$$ {\mathrm{Ohm}}^{'}\mathrm{s}\ \mathrm{law}:\operatorname{}\overrightarrow{J}=\sigma \kern0.2em \overrightarrow{E} $$

(1)

$$ {\mathrm{Gauss}}^{'}\ \mathrm{law}:\operatorname{}\overrightarrow{\nabla}\cdot \overrightarrow{E}=\frac{\rho }{\varepsilon_0} $$

(2)

$$ \mathrm{Equation}\ \mathrm{of}\ \mathrm{continuity}:\operatorname{}\overrightarrow{\nabla}\cdot \overrightarrow{J}+\frac{\partial \rho }{\partial \kern0.1em t}=0 $$

(3)

Since the current

*Ι* is constant in time,

$$ {\displaystyle \begin{array}{l}\frac{\partial \kern0.1em \overrightarrow{J}}{\partial \kern0.1em t}=0\kern0.36em \overset{(1)}{\Rightarrow}\kern0.36em \frac{\partial \overrightarrow{E}}{\partial \kern0.1em t}=0\kern0.36em \left( static\;\overrightarrow{E}\right)\kern0.36em \overset{(2)}{\Rightarrow}\kern0.36em \frac{\partial \rho }{\partial \kern0.1em t}=0\kern0.36em \overset{(3)}{\Rightarrow}\kern0.36em \overrightarrow{\nabla}\cdot \overrightarrow{J}=0\\ {}\kern4.319998em \overset{(1)}{\Rightarrow}\kern0.36em \overrightarrow{\nabla}\cdot \overrightarrow{E}=0\kern0.36em \overset{(2)}{\Rightarrow}\kern0.36em \rho =0\;\end{array}} $$

*Physical interpretation:* When the current in the wire is constant, the charge of the mobile electrons exactly counterbalances the opposite charge of the (stationary) ions of the metal so that the wire is electrically neutral everywhere in its interior.

*Comment:* When calculating the total charge density *ρ*, the electron must *always* be treated as *negatively* charged!

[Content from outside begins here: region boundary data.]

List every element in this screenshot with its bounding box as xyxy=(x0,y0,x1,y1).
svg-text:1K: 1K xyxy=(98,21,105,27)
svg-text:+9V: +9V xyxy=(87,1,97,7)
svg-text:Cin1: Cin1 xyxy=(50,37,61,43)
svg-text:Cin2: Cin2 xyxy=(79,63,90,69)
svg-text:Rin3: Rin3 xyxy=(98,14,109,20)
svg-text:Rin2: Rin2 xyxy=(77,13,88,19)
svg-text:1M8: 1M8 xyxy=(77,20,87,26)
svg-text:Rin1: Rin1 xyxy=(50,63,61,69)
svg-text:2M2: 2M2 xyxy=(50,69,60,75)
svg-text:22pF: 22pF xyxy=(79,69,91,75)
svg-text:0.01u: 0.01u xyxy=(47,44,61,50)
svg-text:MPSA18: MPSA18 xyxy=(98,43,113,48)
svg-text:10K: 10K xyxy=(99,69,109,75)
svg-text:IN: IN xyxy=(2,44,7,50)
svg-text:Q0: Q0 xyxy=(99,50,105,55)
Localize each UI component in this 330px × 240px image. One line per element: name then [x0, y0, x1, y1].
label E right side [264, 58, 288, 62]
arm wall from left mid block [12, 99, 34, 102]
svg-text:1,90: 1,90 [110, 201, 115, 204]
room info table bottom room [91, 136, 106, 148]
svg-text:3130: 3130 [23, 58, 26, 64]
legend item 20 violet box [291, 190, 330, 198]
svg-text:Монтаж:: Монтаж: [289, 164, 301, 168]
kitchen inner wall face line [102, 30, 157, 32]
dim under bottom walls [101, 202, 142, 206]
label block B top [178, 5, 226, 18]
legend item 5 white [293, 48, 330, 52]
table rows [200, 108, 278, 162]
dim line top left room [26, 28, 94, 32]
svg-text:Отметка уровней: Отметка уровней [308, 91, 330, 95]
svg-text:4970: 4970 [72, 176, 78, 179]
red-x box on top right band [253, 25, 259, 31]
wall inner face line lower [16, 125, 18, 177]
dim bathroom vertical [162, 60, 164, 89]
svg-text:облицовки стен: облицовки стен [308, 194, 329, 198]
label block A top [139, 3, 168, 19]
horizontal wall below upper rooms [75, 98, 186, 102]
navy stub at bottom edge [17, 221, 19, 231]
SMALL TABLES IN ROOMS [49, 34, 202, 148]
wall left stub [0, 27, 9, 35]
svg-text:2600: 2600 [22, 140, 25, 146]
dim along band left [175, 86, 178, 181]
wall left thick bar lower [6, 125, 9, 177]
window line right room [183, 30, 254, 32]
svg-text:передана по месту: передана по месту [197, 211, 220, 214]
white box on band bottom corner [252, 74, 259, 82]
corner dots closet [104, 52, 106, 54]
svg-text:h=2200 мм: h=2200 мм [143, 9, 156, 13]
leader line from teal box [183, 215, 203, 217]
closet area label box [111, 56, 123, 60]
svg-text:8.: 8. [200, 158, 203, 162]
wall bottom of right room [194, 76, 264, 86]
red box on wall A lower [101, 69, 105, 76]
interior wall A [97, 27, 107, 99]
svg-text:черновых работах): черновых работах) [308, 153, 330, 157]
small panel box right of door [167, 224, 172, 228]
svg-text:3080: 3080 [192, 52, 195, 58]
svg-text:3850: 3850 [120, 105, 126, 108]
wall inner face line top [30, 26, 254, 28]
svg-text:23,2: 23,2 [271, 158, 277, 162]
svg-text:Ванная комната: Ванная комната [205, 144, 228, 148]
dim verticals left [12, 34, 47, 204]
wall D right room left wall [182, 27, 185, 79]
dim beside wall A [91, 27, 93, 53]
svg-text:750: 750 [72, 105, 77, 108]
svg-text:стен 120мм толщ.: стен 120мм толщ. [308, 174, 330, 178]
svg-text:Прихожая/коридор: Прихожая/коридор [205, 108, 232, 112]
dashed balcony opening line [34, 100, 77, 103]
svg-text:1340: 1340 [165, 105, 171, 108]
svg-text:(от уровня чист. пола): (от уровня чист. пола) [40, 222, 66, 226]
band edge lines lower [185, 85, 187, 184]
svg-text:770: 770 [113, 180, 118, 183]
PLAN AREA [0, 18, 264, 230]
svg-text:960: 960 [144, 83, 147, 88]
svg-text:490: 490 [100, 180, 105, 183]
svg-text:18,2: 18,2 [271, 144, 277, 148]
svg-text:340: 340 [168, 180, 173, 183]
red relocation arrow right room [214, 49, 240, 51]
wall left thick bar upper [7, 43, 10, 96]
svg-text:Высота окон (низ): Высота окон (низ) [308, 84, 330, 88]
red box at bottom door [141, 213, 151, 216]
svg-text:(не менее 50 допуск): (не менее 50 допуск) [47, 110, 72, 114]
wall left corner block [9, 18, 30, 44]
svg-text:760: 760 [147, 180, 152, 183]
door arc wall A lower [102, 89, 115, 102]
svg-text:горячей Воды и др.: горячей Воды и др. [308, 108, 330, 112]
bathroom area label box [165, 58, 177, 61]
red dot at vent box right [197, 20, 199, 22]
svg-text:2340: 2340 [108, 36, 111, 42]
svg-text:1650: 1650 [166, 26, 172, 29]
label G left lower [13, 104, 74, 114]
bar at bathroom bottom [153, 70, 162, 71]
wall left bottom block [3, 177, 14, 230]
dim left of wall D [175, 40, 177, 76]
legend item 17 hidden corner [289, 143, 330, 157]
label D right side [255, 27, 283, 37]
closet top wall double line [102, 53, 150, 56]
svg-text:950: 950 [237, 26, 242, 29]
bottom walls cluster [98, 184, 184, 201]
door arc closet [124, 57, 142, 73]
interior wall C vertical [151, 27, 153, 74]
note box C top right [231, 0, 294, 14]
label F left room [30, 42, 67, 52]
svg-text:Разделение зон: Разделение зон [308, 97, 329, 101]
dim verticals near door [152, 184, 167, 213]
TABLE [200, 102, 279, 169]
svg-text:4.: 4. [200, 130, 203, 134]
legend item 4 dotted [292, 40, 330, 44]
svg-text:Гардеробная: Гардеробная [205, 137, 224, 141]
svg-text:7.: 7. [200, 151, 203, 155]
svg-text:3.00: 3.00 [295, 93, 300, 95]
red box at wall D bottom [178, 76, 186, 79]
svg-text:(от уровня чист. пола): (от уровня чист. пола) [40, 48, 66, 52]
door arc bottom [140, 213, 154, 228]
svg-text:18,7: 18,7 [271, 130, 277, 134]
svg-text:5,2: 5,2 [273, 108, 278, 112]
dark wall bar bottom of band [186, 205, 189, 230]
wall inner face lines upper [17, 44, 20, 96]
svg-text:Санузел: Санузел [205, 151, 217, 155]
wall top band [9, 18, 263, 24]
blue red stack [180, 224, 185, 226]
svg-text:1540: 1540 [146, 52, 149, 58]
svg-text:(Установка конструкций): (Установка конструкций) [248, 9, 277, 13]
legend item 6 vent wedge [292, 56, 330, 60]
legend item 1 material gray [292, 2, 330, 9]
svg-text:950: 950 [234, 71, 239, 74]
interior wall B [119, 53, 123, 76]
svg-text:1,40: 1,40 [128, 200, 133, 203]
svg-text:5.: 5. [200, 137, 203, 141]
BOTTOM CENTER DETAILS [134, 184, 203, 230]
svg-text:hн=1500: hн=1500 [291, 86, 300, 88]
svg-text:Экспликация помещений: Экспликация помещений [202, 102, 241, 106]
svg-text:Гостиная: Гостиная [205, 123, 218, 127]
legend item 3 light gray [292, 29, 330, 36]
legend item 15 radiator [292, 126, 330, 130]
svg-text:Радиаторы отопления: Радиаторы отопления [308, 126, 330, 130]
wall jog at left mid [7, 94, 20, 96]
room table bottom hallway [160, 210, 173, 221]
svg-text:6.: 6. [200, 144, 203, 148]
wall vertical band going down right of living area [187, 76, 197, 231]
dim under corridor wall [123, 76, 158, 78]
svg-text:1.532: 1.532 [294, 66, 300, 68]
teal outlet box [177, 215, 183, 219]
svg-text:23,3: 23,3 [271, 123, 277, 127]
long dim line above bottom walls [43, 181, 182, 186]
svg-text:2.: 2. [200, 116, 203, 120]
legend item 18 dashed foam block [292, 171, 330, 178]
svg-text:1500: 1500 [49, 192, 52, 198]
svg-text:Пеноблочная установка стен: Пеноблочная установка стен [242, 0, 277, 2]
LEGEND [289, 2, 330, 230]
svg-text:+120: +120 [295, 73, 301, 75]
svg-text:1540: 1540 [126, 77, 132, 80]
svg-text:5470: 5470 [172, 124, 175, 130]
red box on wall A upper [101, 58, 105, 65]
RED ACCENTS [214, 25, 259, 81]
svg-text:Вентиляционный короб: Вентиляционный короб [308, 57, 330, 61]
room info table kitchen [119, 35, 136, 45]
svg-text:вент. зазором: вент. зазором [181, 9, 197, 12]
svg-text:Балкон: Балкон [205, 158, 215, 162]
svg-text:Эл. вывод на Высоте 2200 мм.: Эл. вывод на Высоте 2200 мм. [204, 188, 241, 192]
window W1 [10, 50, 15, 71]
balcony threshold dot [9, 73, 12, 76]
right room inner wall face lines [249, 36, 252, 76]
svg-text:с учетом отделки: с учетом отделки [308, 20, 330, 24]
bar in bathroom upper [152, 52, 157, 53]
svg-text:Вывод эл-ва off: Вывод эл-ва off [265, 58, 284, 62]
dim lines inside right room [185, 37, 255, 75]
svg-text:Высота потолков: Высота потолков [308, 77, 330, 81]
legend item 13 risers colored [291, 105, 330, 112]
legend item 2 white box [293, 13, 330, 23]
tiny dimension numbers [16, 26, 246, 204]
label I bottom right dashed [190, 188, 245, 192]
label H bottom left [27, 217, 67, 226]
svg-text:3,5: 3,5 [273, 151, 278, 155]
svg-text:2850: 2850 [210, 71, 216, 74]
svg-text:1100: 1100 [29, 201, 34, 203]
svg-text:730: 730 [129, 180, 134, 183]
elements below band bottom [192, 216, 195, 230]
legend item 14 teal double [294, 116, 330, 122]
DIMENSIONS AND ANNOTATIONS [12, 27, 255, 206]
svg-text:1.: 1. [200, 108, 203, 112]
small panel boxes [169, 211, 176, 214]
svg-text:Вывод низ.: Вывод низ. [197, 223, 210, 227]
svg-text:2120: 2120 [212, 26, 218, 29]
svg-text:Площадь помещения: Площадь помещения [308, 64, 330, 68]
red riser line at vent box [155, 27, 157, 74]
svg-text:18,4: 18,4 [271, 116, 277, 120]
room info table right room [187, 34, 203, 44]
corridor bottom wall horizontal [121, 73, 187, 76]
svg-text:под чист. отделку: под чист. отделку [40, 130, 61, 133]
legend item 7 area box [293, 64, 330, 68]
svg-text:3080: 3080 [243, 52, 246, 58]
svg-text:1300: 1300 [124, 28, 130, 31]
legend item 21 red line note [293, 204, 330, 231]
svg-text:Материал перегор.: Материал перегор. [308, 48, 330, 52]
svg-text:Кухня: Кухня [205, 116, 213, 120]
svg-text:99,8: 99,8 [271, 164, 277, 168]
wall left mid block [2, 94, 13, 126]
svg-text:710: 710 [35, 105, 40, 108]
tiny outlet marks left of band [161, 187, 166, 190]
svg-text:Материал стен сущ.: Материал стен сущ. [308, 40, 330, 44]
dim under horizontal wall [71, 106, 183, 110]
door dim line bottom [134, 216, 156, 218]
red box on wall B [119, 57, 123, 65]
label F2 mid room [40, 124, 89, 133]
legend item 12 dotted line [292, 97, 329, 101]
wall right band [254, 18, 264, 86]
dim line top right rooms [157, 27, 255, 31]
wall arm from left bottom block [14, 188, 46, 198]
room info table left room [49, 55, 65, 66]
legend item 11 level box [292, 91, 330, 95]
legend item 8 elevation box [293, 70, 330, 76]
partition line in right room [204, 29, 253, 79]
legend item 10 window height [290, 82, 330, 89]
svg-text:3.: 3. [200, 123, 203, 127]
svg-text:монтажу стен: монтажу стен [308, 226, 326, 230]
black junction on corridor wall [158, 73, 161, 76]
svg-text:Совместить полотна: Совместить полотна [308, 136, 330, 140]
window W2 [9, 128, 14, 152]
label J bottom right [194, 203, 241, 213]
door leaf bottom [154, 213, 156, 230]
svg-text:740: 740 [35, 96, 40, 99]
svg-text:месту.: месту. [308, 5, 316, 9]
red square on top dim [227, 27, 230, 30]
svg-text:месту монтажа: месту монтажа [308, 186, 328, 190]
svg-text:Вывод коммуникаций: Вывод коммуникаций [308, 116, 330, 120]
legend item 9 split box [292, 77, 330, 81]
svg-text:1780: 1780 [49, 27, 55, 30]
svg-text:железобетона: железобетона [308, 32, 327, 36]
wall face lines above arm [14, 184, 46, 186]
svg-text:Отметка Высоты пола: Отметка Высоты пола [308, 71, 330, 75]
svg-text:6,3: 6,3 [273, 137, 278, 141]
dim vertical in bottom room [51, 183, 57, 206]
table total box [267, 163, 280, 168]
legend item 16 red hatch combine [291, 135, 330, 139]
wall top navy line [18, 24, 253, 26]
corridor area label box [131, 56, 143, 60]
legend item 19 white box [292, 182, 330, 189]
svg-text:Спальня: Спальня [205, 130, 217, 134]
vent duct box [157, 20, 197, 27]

This is because the quantity *ρ* is related only to the *presence*, not the *motion*, of charges. On the contrary, in the relation \( \overrightarrow{J}={\rho}_{\kappa}\kern0.2em \overrightarrow{\upsilon} \) for the *moving* electrons we are free to change the sign of *ρ*_{κ} provided that we simultaneously invert the direction of \( \overrightarrow{\upsilon} \), so that the current density \( \overrightarrow{J} \) is left unchanged.

- 2.
Prove *Kirchhoff’s first rule*: In a region *R* of space where the electric field is static, the total electric current through any closed surface is zero.

$$ \rho ={\varepsilon}_0\;\left(\overrightarrow{\nabla}\cdot \overrightarrow{E}\right)\kern0.48em \Rightarrow \kern0.48em \frac{\partial \rho }{\partial \kern0.1em t}={\varepsilon}_0\;\left(\overrightarrow{\nabla}\cdot \frac{\partial \overrightarrow{E}}{\partial \kern0.1em t}\right)=0,\forall \overrightarrow{r}\in R $$

Then, by the equation of continuity,

$$ \overrightarrow{\nabla}\cdot \overrightarrow{J}+\frac{\partial \rho }{\partial \kern0.1em t}=0\kern0.48em \Rightarrow \kern0.48em \overrightarrow{\nabla}\cdot \overrightarrow{J}=0,\forall \overrightarrow{r}\in R $$

The volume integral of the equation on the right, in a volume

*V* bounded by a closed surface

*S*, is

$$ {\int}_V\left(\overrightarrow{\nabla}\cdot \overrightarrow{J}\right)\; dv=0 $$

By using Gauss’ integral theorem, the volume integral is transformed into an integral over the closed surface

*S*. We thus have:

$$ {\oint}_S\overrightarrow{J}\cdot \overrightarrow{da}=0 $$

The surface integral represents the total current passing through the closed surface

*S* (since

\( \overrightarrow{da} \) is directed outward relative to

*S*, we are actually speaking of the total current

*exiting S*). Physically, the vanishing of this integral suggests that, as far as their absolute values are concerned, the total current going into

*S* equals the total current coming out of

*S* (a negative “outgoing” current is equivalent to a positive “ingoing” one). In the limit

*V* → 0, the closed surface

*S* degenerates to a point. In the case of an electric network, such a point corresponds to a

*junction* and Kirchhoff’s first rule expresses the conservation of charge at each junction of the system. (Another rule, called “Kirchhoff’s second rule”, expresses the conservation of energy along any closed path in the network.)